Figure 5.  The number of infected individuals in wave 2 relative to the population size as a function of time in days.

Figure 6.  The number of affected individuals in wave 2 relative to the population size as a function of time in days. From above: (a) assuming the second wave of the Spanish flu came before the first wave, (b) the second wave of the Spanish flu.

Conclusion

We have analyzed different worst case scenarios by assuming counterfactual history arguments.

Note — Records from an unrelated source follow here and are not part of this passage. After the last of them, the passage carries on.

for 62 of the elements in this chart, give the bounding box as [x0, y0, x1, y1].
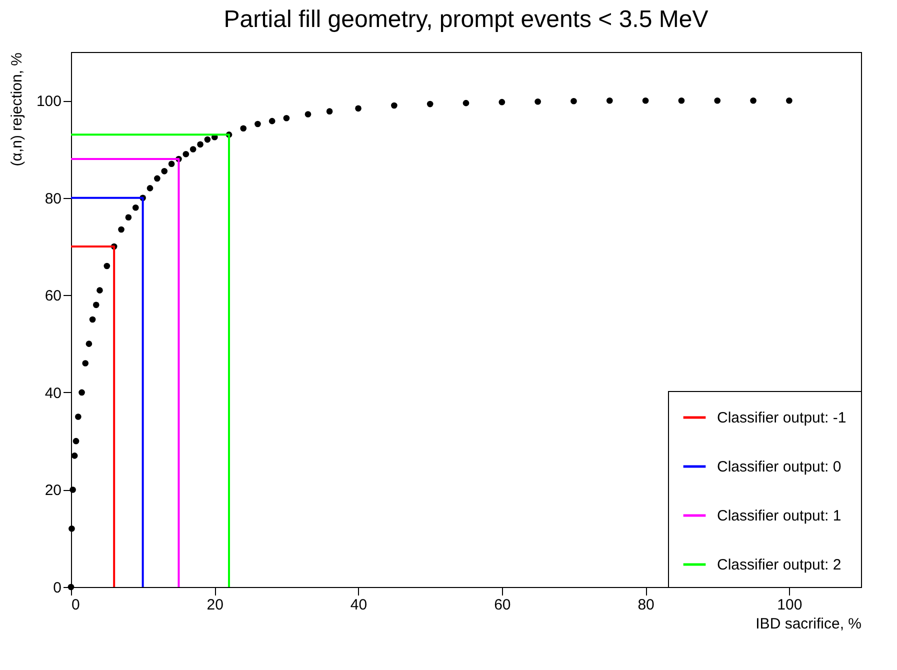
point: [606, 97, 613, 104]
x-tick-label: 0: [72, 596, 80, 614]
point: [132, 204, 139, 211]
point: [182, 150, 190, 158]
point: [642, 97, 649, 104]
y-axis-title: (α,n) rejection, %: [8, 52, 26, 166]
point: [750, 97, 756, 104]
point: [426, 100, 434, 108]
legend-label: Classifier output: 1: [717, 508, 842, 524]
point: [240, 125, 247, 132]
point: [190, 146, 196, 152]
point: [68, 584, 74, 590]
point: [82, 360, 89, 366]
point: [678, 97, 685, 104]
y-tick-label: 100: [36, 93, 62, 110]
point: [786, 97, 792, 104]
point: [154, 175, 160, 182]
point: [68, 525, 75, 532]
x-tick-label: 20: [206, 596, 224, 614]
point: [118, 226, 124, 233]
y-tick-label: 80: [44, 190, 62, 208]
x-tick-label: 80: [638, 596, 654, 614]
point: [70, 486, 76, 493]
point: [146, 185, 154, 192]
y-tick-label: 60: [44, 288, 62, 305]
point: [104, 262, 110, 270]
y-tick-label: 20: [44, 482, 62, 500]
point: [283, 114, 290, 122]
point: [96, 287, 103, 294]
y-tick-label: 40: [44, 384, 62, 402]
point: [72, 438, 80, 444]
point: [197, 141, 204, 148]
x-tick-label: 40: [350, 596, 368, 614]
point: [391, 102, 398, 109]
point: [268, 118, 276, 124]
x-tick-label: 100: [777, 596, 802, 614]
point: [204, 136, 211, 143]
legend-label: Classifier output: 2: [717, 556, 842, 574]
point: [254, 120, 261, 128]
point: [326, 108, 333, 114]
point: [498, 98, 506, 106]
point: [355, 105, 362, 112]
point: [570, 98, 577, 104]
chart-title: Partial fill geometry, prompt events < 3.5 MeV: [224, 6, 708, 33]
point: [304, 111, 312, 118]
point: [89, 316, 96, 323]
point: [462, 100, 470, 106]
point: [78, 389, 85, 396]
point: [714, 97, 721, 104]
x-axis-title: IBD sacrifice, %: [756, 616, 862, 632]
x-tick-label: 60: [494, 596, 511, 614]
point: [75, 414, 82, 420]
legend-label: Classifier output: 0: [717, 458, 842, 476]
point: [86, 340, 92, 347]
legend-label: Classifier output: -1: [717, 410, 846, 426]
point: [161, 168, 168, 174]
point: [92, 302, 100, 308]
point: [534, 98, 541, 105]
point: [168, 160, 175, 168]
y-tick-label: 0: [53, 580, 62, 596]
point: [71, 452, 78, 459]
point: [125, 214, 132, 221]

For the worst case scenario we assume that no individuals had any adaptive immunity that was protective against the Spanish flu virus. We put forward a hypothesis for the worsening of the functionality of the immune system as a function of age. The mortality fraction then becomes 0.3. Thus 30% of the population could have been killed due to the Spanish virus during a first exposure. As an even worse worst case scenario we also assume, counterfactually, that the second wave of the Spanish flu came before the first wave. The mortality then becomes 80%. For the scenario where the mortality by age mimics the common mortality by age in a population the mortality becomes 8%.

We believe that our results are relevant inputs to making future plans and hopefully will lead to more realistic pandemic plans for the H5N1 bird virus.

Acknowledgements

We wish to thank Professor Nevin S. Scrimshaw for his generous assistance with a critical review of our article.